A few weeks before, I had been talking to Kylie Jenner’s stylists, sisters Alexandra and Mackenzie Grandquist, about fashion’s rediscovered obsession with the waist when they clued me in on a little secret. Corsets are under more outfits than you would believe, Mackenzie said, adding they are no longer just used to shape figures for high-stakes events. “You can just throw one on with a T-shirt to go out to lunch.”

Jenner’s own collection, they tell me, includes a bespoke creation by couture-corset legend Mr. Pearl (which took a year and multiple fittings in his London atelier to perfect) and a handful of Jean Paul Gaultier waspies (waist-only versions of the garment). She’s in shapely company: Hailey Bieber wore her own take on the corset for a recent girls night out, Sabrina Carpenter wore a variety of bedazzled full-body versions throughout her Short n’ Sweet tour, Jessie Buckley turned to a torso-size waspie while promoting The Bride!, and Bad Bunny made history at the Grammys in an hourglass-fitted custom Schiaparelli corseted tuxedo.

Valerie Steele, chief curator of The Museum at Manhattan’s Fashion Institute of Technology, called the corset—long derided as anti-feminist and imprisoning—“probably the most controversial garment in the history of fashion” in her 2001 book The Corset: A Cultural History. A quarter century later, she notes that, while we may be light-years away from the rigid conformity of the corset’s Victorian heyday, many of us simply constrict ourselves in different ways.

“Women didn’t stop wearing corsets,” she says. “They just internalized them in the form of diet, exercise, liposuction, tummy tucks, and, recently, Ozempic.” Freed of their repressive practicality, corsets themselves are now an option for all kinds of body types and make an entirely different statement. (And sometimes, of course, corsets can solve pain rather than inflict it, as with the bespoke braces made at Manhattan’s Hospital for Special Surgery, which help a range of spinal issues including scoliosis.)

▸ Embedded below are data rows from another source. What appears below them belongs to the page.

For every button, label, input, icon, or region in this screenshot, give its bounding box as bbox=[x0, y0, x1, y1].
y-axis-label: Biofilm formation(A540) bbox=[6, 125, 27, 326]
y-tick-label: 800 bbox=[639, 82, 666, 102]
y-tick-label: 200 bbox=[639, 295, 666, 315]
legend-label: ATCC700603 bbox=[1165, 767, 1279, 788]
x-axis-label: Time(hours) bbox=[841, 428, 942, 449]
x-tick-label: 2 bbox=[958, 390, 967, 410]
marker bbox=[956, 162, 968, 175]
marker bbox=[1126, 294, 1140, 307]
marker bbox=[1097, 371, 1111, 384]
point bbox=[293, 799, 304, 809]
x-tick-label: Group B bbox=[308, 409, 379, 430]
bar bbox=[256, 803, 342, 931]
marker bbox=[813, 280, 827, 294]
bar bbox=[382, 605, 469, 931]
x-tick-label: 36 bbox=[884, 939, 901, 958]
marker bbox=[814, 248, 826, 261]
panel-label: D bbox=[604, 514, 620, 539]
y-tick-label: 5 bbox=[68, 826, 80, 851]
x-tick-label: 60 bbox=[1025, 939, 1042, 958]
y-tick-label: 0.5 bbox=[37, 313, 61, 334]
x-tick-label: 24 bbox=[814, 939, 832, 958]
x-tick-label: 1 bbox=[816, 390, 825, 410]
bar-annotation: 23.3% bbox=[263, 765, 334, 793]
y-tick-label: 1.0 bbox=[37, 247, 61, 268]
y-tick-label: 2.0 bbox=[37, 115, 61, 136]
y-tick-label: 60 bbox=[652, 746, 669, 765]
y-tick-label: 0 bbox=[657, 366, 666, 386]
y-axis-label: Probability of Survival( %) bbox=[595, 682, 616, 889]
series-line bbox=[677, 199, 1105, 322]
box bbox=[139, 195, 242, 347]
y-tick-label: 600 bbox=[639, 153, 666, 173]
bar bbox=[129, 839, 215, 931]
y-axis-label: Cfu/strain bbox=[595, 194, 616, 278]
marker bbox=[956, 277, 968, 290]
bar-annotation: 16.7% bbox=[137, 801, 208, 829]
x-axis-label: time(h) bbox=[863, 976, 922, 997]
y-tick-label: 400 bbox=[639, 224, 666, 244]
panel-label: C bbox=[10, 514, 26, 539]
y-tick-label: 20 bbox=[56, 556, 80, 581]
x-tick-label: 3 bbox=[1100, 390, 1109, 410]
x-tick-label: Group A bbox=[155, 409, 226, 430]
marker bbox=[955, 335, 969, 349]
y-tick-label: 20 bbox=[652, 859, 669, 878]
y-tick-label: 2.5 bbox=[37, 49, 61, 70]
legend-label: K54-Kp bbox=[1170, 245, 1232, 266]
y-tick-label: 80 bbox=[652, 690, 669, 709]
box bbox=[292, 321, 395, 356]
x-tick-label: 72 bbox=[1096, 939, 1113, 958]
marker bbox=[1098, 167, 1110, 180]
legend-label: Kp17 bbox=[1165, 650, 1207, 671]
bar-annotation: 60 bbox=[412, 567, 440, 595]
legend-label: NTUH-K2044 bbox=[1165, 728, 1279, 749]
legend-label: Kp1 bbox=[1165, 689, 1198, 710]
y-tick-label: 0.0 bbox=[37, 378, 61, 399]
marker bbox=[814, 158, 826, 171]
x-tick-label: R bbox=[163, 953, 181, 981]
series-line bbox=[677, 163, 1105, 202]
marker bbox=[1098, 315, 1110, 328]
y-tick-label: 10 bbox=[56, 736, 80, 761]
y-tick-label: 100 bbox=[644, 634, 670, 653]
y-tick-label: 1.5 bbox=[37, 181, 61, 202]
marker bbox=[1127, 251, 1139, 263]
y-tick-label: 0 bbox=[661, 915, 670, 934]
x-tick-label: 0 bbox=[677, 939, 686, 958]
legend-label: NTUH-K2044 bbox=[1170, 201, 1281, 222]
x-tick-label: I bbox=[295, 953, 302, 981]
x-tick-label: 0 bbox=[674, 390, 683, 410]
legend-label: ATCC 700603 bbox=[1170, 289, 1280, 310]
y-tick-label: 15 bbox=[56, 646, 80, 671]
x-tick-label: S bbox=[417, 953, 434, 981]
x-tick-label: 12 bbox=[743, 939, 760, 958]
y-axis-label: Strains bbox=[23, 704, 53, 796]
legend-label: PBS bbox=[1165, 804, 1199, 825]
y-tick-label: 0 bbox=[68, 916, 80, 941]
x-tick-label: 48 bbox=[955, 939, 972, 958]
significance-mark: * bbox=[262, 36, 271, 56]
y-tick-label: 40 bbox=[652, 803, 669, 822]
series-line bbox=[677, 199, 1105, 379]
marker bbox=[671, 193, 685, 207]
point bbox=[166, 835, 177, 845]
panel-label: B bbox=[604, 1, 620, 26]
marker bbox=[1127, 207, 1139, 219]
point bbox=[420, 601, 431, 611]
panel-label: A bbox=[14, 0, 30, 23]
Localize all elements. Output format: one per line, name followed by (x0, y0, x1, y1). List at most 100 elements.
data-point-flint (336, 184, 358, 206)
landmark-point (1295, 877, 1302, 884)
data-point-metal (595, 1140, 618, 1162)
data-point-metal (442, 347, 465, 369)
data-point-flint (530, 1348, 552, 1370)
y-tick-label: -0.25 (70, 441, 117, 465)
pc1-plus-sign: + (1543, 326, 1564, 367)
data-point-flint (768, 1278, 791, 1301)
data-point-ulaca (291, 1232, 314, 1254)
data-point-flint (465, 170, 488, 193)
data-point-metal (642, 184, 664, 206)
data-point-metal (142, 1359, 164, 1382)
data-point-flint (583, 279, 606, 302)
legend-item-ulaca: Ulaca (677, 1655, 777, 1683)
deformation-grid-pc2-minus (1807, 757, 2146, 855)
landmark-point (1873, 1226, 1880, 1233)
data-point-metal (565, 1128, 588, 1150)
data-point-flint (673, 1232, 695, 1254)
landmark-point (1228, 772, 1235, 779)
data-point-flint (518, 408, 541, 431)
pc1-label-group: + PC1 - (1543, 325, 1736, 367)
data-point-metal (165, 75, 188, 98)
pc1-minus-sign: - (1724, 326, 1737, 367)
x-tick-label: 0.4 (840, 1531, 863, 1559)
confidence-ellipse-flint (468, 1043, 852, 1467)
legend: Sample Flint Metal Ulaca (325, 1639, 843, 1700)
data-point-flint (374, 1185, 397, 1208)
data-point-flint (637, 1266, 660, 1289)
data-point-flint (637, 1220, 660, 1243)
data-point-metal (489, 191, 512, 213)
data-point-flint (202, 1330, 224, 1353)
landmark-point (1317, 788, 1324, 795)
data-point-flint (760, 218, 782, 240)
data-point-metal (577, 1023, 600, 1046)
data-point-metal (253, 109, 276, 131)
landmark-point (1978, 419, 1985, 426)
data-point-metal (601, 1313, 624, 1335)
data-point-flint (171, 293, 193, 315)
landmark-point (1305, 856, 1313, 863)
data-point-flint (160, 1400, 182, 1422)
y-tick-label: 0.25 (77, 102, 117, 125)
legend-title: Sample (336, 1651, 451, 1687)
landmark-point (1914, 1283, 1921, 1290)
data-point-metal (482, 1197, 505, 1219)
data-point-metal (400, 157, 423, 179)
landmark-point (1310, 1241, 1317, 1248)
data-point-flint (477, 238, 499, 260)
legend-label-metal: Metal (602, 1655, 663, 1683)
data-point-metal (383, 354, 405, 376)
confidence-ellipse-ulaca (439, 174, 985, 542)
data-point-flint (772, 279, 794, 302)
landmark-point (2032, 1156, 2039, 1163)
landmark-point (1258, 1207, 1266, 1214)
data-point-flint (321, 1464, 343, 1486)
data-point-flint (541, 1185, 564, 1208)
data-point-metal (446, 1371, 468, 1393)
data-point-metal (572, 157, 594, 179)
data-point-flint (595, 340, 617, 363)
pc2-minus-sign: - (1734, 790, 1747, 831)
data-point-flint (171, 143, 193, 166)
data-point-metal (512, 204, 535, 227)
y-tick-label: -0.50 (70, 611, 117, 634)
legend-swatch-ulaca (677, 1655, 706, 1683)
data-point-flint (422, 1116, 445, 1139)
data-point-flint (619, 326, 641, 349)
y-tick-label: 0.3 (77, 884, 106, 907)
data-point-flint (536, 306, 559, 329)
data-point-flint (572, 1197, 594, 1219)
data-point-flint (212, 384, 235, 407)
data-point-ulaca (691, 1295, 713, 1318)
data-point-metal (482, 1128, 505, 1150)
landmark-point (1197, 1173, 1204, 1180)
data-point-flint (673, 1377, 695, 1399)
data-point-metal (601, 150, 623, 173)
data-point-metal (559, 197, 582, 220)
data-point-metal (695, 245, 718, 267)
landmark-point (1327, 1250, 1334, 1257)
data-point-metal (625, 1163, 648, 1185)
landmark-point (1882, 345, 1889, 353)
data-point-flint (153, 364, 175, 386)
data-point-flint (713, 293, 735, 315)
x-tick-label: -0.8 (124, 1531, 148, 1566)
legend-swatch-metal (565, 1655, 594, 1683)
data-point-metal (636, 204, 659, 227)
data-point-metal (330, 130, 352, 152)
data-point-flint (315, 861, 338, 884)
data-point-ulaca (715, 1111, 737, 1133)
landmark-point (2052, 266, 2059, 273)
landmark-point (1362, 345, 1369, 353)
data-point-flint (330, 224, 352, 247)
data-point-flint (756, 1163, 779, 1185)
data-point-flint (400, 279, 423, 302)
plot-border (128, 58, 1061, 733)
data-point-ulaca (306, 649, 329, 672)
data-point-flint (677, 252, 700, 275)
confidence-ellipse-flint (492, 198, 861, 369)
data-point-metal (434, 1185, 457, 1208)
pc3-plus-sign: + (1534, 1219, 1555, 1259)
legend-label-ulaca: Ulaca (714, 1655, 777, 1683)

“Corsetry today,” Steele continues, “is very I’m powerful, I’m sexy.” Steele cites Matières Fécales founders Hannah Rose Dalton and Steven Raj Bhaskaran’s Paris Fashion Week show—which featured more than 15 hourglass silhouettes on an array of different bodies—as a pivotal moment in reclaiming both the waist and the corset.

Illisa, the mononymous owner of Illisa’s Vintage Lingerie, whose clients at her Sutton Place boutique over the years have included Gaul­tier and Azzedine Alaïa (and—full disclosure—me), says that any time a new historically rooted drama (Wuthering Heights, Bridgerton) develops a fan base, business skyrockets. But while her shop has lately seen a run on classic corsets with hook and eye closures, contemporary iterations come with both easy updates—a front closure, say, for those of us who live alone, along with construction-grade steel boning (midcentury corsets generally use celluloid-​plastic boning)—​and even more intense options.